3) Retirement Benefits – These can be availed when you resign from a company or retire.
Provident Fund: Each month, your employer contributes an equal 12% of your CTC up to a maximum of Rs 780 to your provident fund, money that you will only receive upon retirement or resignation. Employees with a basic salary of over 6500 can choose to opt out of this.
Gratuity: Gratuities are usually managed by insurance companies on a company’s behalf and are paid out to employees completing at least 5 years of continuous service. Any payments made towards these can be included in your CTC. As per Statutory Regulations, this is fixed at: Last Drawn Basic x 15 / 26 days x Number of Years of Service
4) Miscellaneous Benefits –
Conveyance Allowance: Some employees also pay a conveyance allowance, which is exempt from taxes up to Rs. 1600/Month.
Medical Allowance: Many employers collaborate with health facilities to provide healthcare to their employees. The costs of these services can also be included in the CTC. This is exempt from taxes up to Rs. 1250/Month.
Leave Travel Allowance (LTA): Employees can be paid for their travel expenses when are on leave.

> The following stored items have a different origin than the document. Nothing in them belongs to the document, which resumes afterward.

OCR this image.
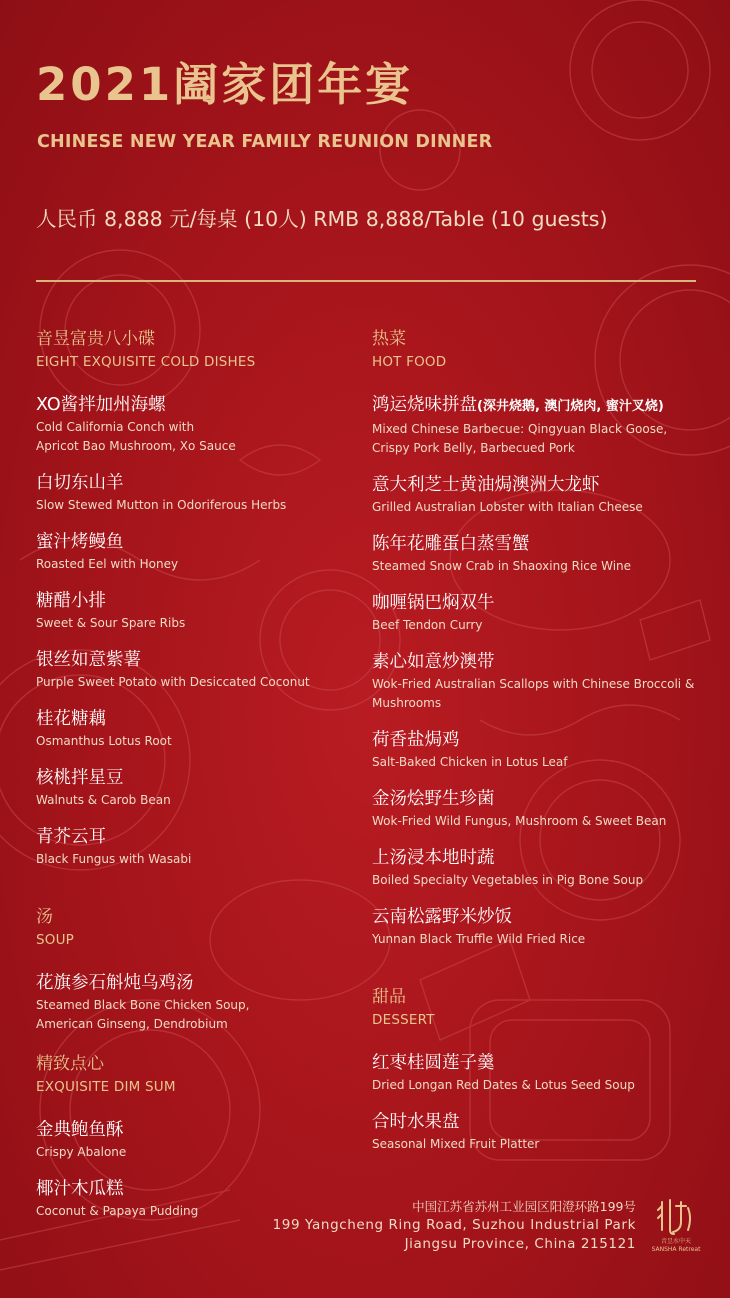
2021阖家团年宴
CHINESE NEW YEAR FAMILY REUNION DINNER
人民币 8,888 元/每桌 (10人) RMB 8,888/Table (10 guests)
音昱富贵八小碟
EIGHT EXQUISITE COLD DISHES
XO酱拌加州海螺
Cold California Conch with
Apricot Bao Mushroom, Xo Sauce
白切东山羊
Slow Stewed Mutton in Odoriferous Herbs
蜜汁烤鳗鱼
Roasted Eel with Honey
糖醋小排
Sweet & Sour Spare Ribs
银丝如意紫薯
Purple Sweet Potato with Desiccated Coconut
桂花糖藕
Osmanthus Lotus Root
核桃拌星豆
Walnuts & Carob Bean
青芥云耳
Black Fungus with Wasabi
汤
SOUP
花旗参石斛炖乌鸡汤
Steamed Black Bone Chicken Soup,
American Ginseng, Dendrobium
精致点心
EXQUISITE DIM SUM
金典鲍鱼酥
Crispy Abalone
椰汁木瓜糕
Coconut & Papaya Pudding
热菜
HOT FOOD
鸿运烧味拼盘(深井烧鹅, 澳门烧肉, 蜜汁叉烧)
Mixed Chinese Barbecue: Qingyuan Black Goose,
Crispy Pork Belly, Barbecued Pork
意大利芝士黄油焗澳洲大龙虾
Grilled Australian Lobster with Italian Cheese
陈年花雕蛋白蒸雪蟹
Steamed Snow Crab in Shaoxing Rice Wine
咖喱锅巴焖双牛
Beef Tendon Curry
素心如意炒澳带
Wok-Fried Australian Scallops with Chinese Broccoli &
Mushrooms
荷香盐焗鸡
Salt-Baked Chicken in Lotus Leaf
金汤烩野生珍菌
Wok-Fried Wild Fungus, Mushroom & Sweet Bean
上汤浸本地时蔬
Boiled Specialty Vegetables in Pig Bone Soup
云南松露野米炒饭
Yunnan Black Truffle Wild Fried Rice
甜品
DESSERT
红枣桂圆莲子羹
Dried Longan Red Dates & Lotus Seed Soup
合时水果盘
Seasonal Mixed Fruit Platter
中国江苏省苏州工业园区阳澄环路199号
199 Yangcheng Ring Road, Suzhou Industrial Park
Jiangsu Province, China 215121	音昱水中天
SANSHA Retreat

It is generally about 1 to 2.5 times the monthly basic salary. Employees can claim the expenses as tax-free for 2 journeys performed in India while on leave in a block of 4 years. It is paid out against the submission of an LTA Claim Form.
Contribution to Insurance and Pension: These include premiums paid by companies on behalf of employees for health, life insurance and Employees' Pension Scheme.
Others: Employers may pay for the electricity costs, driver costs, house-help costs, home renovation/refurnishing etc.
- Bonus: Also known as Variable Salary. There are two types of bonuses which are both taxable.
Statutory Bonus: This is calculated as 8.33% of Rs. 7000 or minimum wages, whichever is higher. Employers sometimes pay this bonus out monthly, and it gets reflected in your payslip.
Productivity Linked Variable Bonus: Paid as an incentive for meeting performance benchmarks.
Though employers don’t assure the payment of bonuses, the CTC usually includes the maximum amount that can be paid as a bonus.